Playing as The Thief, your skillset consists of a bow and arrow and a nice grappling hook, letting you swing about all over the place, which would be an awesome skill were it ever at all necessary. See, The Wizard is basically the main character, since his skills allow you to traverse almost everything in the game with very little effort. He can create boxes and long planks, then move them and rotate them to his every whim, making the vast majority of obstacles a case of “oh, I’ll stack some boxes.” It’s a shame, because it really trivialises the intended meat of the game: the physics trappings.
Physics are everywhere in this mother; shit be see-ing and saw-ing all up in this bitch. But it’s OK, because—as in real life—all The Wizard’s problems can be solved with BOXES. Unreachable platform? Stand on a box. Vicious sword-wielding skellington? Drop a box on it. Children unruly? Box their ears. Cervical cancer? Visit an gynae/oncology clinic at your local hospital, seriously. Get your affairs in order, and come to terms with what may be about to happen. With mortality. Wait! A coffin is a type of box! For corpses! Haha, I’ve pulled it back from the brink!
It’s worth mentioning Trine 2’s graphics, because they are actually amazing. Visually the game is incredibly striking and well-deserving of praise. Honestly, it must be one of best-looking games of the year. Everything is so evocative and dripping with atmosphere, much like in the first game but really dialed to eleven here. Cosmetically it deserves endless praise; it’s just a shame the experience these looks are attached to is so mediocre. It’s a puzzler where all the puzzles can be, essentially, skipped. A damn shame.

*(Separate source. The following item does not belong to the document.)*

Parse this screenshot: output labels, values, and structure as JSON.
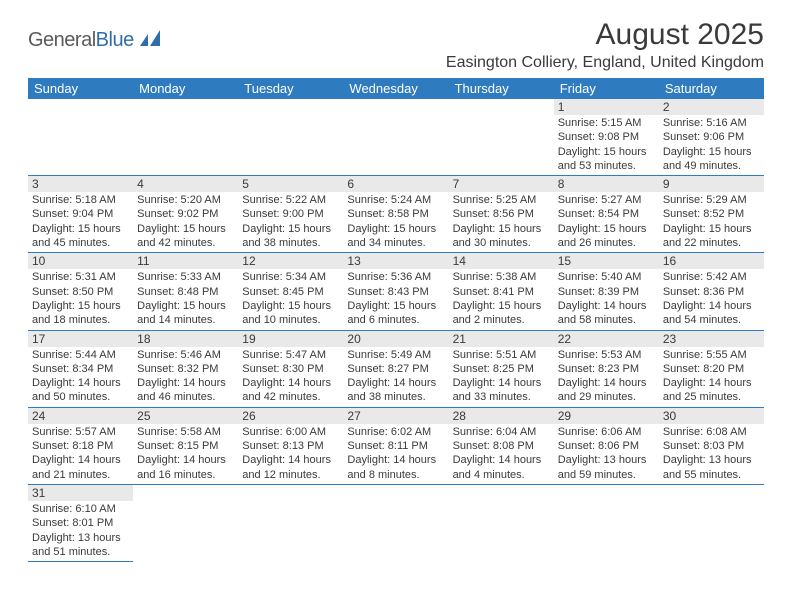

So, endless love for the game’s look; and yeah, it’s not a bad game by any means. It’s fun, it’s functional, and with two or more players it can be a hoot. The levels are too long by far, and it can get pretty samey when you’re just vaulting over the obstacles with BOXES—even easier in multiplayer, since a player can stand on a box as it’s lifted—but it’s a good crack, and worth a play just to see the awesome storybook visuals. Quite the spectacle, but gives the impression that developers Frozenbyte were Trine 2 hard.
A review copy of this game was provided to us by the publisher.